Ella no agitó la mano. No dio señal alguna —aparte de sonreír— de que le había oído. En los jardines del vecindario, la gente siguió con lo que estaba haciendo, ajena a la serenata. Unos regaban el césped, otros llenaban el comedero de los pájaros; los niños cazaban mariposas. Cuando Milton concluyó la canción, se quitó el instrumento de la boca y se apoyó en la ventana, sonriendo.

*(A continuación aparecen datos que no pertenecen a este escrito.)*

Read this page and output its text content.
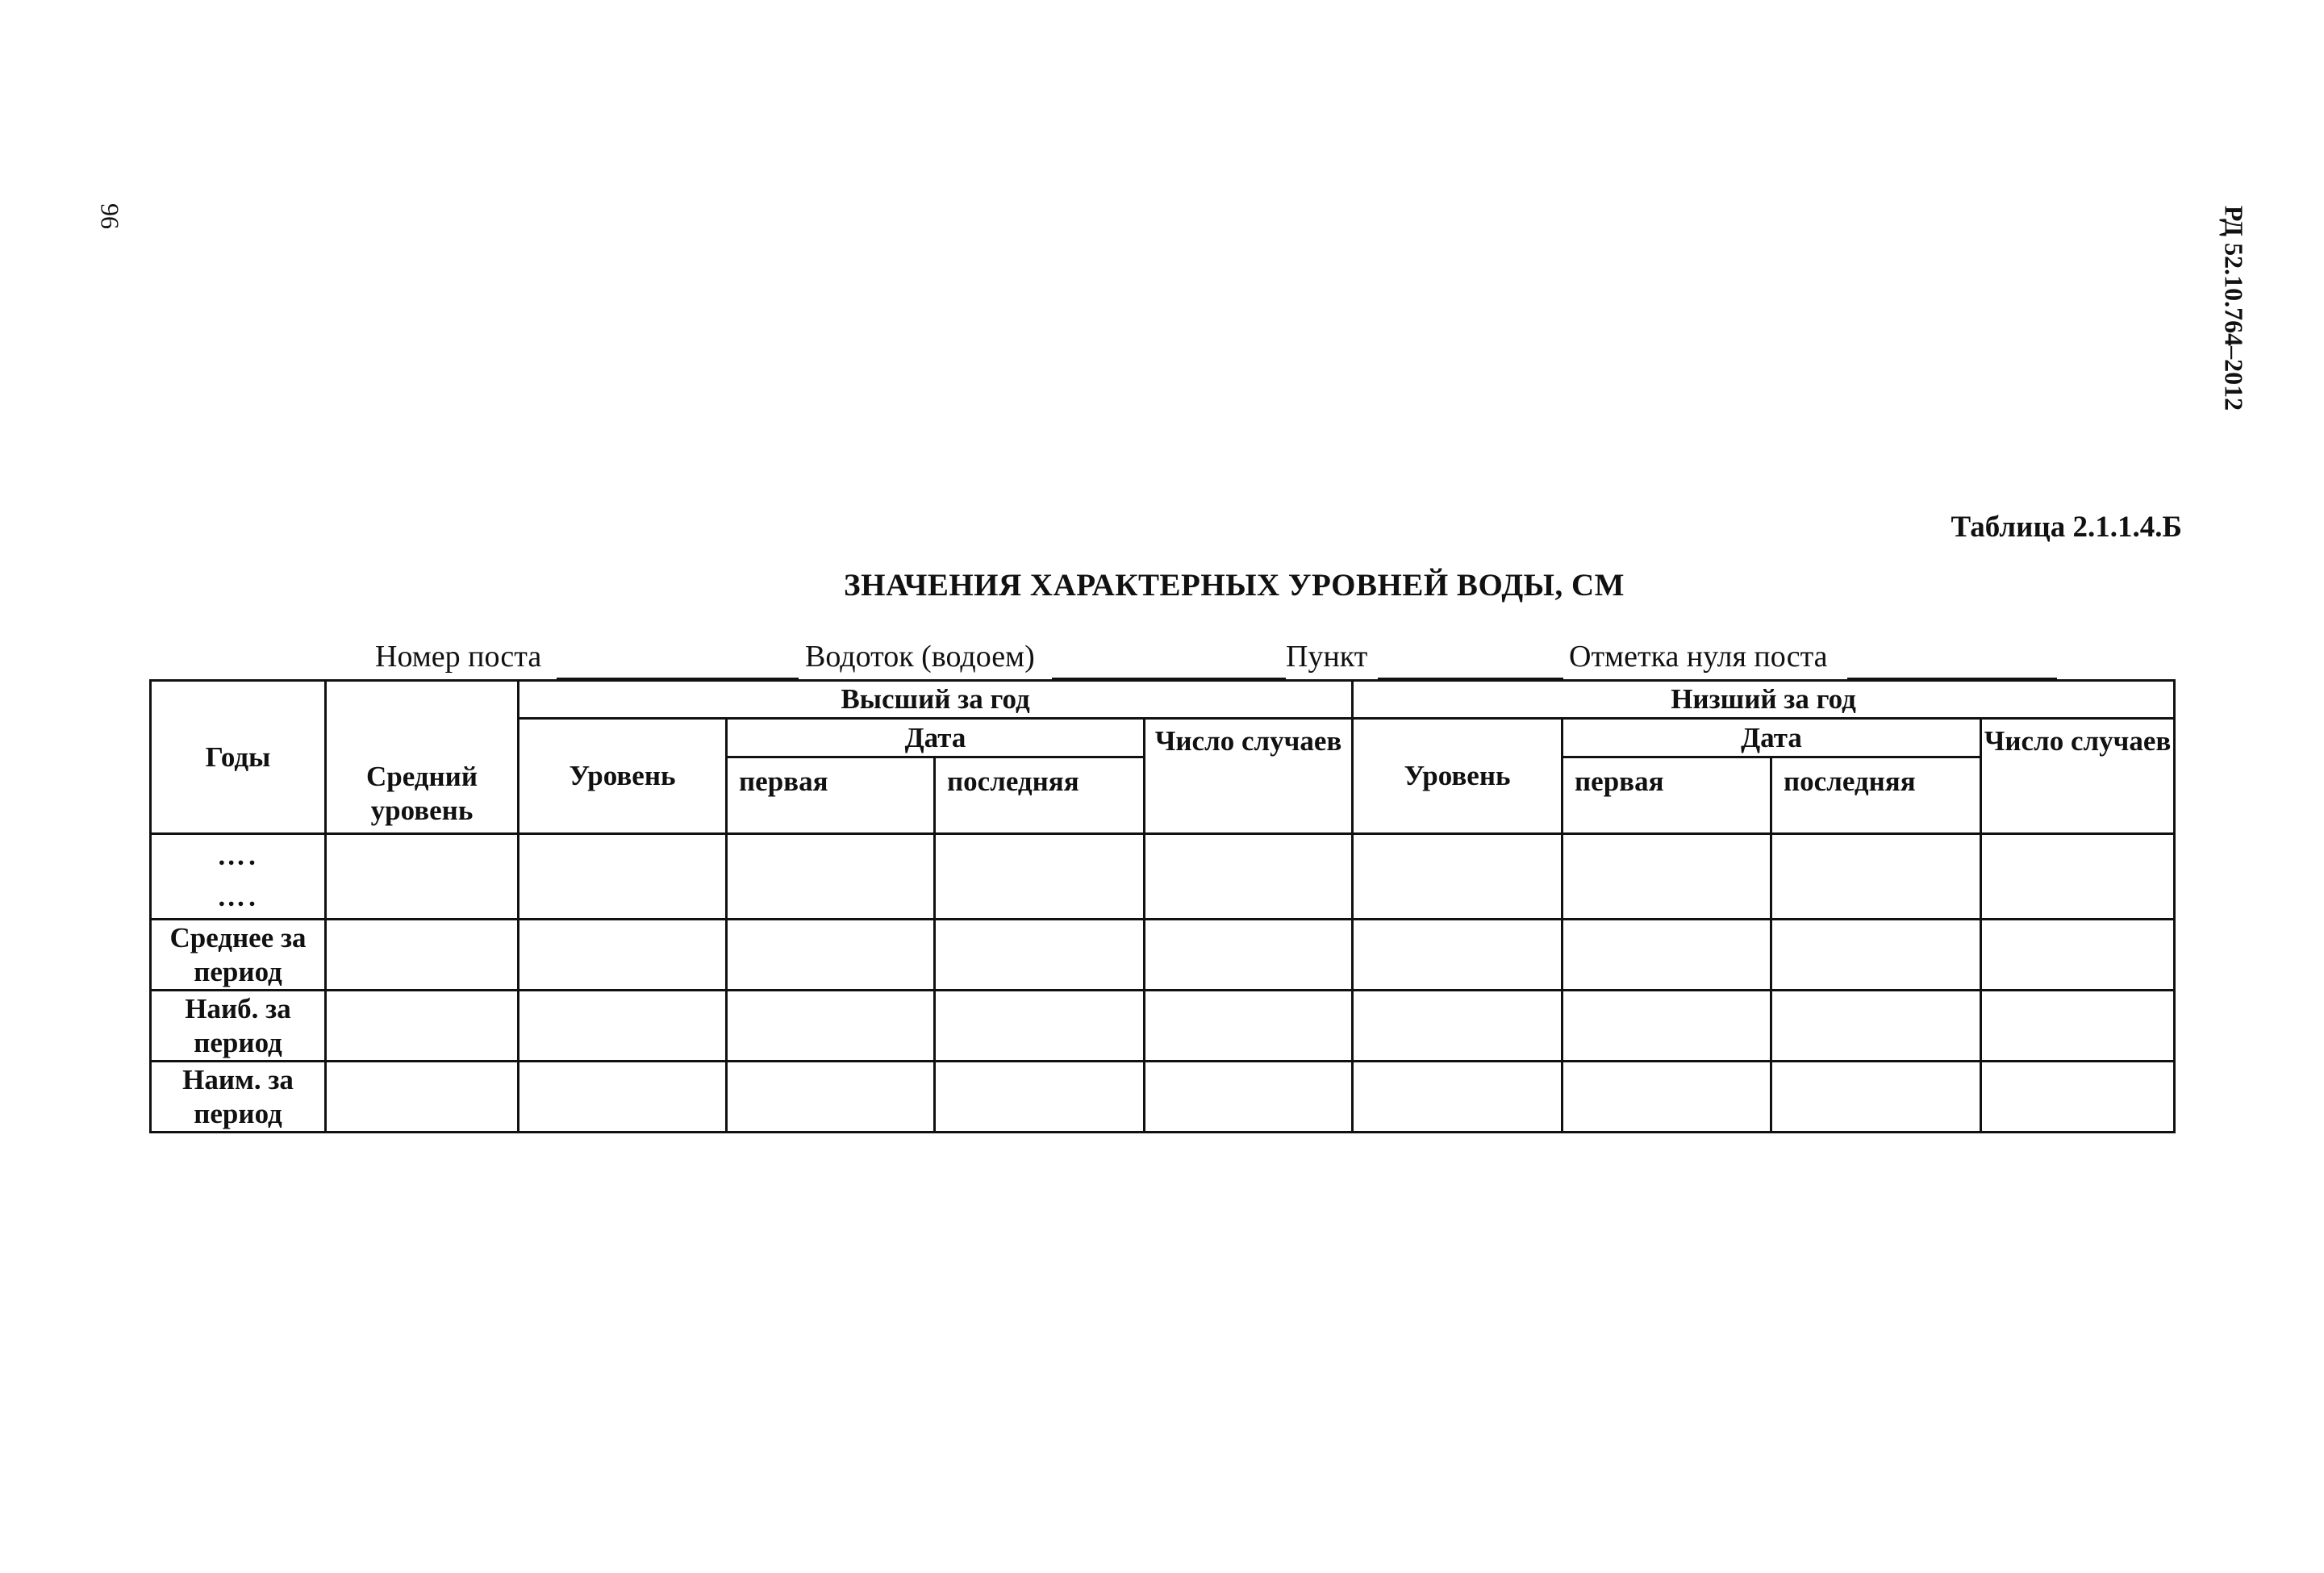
96	РД 52.10.764–2012
Таблица 2.1.1.4.Б
ЗНАЧЕНИЯ ХАРАКТЕРНЫХ УРОВНЕЙ ВОДЫ, СМ
Номер поста	Водоток (водоем)	Пункт	Отметка нуля поста
Годы	Средний уровень	Высший за год				Низший за год			
		Уровень	Дата		Число случаев	Уровень	Дата		Число случаев
			первая	последняя			первая	последняя	

….
….									

Среднее за период									
Наиб. за период									
Наим. за период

Y luego empezó otra vez, desde el principio.

Abajo, atendiendo a unas visitas, Desdémona oyó el clarinete de su hijo y, como orquestando una armonía, dejó escapar un largo suspiro. Gus y Georgia Vasilakis, con su hija Gaia, llevaban cuarenta y cinco minutos sentados en la sala de estar. Era domingo. En la mesa de centro, un plato de gelatina rosa reflejaba la luz de las chispeantes copas de vino que bebían los adultos. Gaia hacía durar un vaso de ginger ale Vernor, que ya se había entibiado. En la mesa también había una lata abierta de galletas de mantequilla.

—¿Y a ti qué te parece eso, Gaia? —dijo su padre, tomándole el pelo—. Milton tiene los pies planos. ¿Crees que eso nos agua los planes?

—Papáaa… —repuso Gaia, avergonzada.

—Mejor tener los pies planos que volver a casa con los pies por delante —intervino Lefty.

—Eso es verdad —convino Georgia Vasilakis—. Tenéis suerte de que no hayan admitido a Milton. A mí no me parece ningún deshonor. No sé lo que haría si me mandaran un hijo a la guerra.

De cuando en cuando, a lo largo de la conversación, Desdémona daba unas palmaditas en la rodilla a Gaia Vasilakis y decía:

—Miltie va a venir pronto. No tardará.

Lo llevaba diciendo desde que llegaron sus invitados. Lo repetía todos los domingos desde hacía mes y medio, y no sólo a Gaia Vasilakis. Se lo había dicho a Jeanie Diamond, que había ido el domingo anterior con sus padres, y también a Vicky Logathetis, que los había visitado dos semanas atrás.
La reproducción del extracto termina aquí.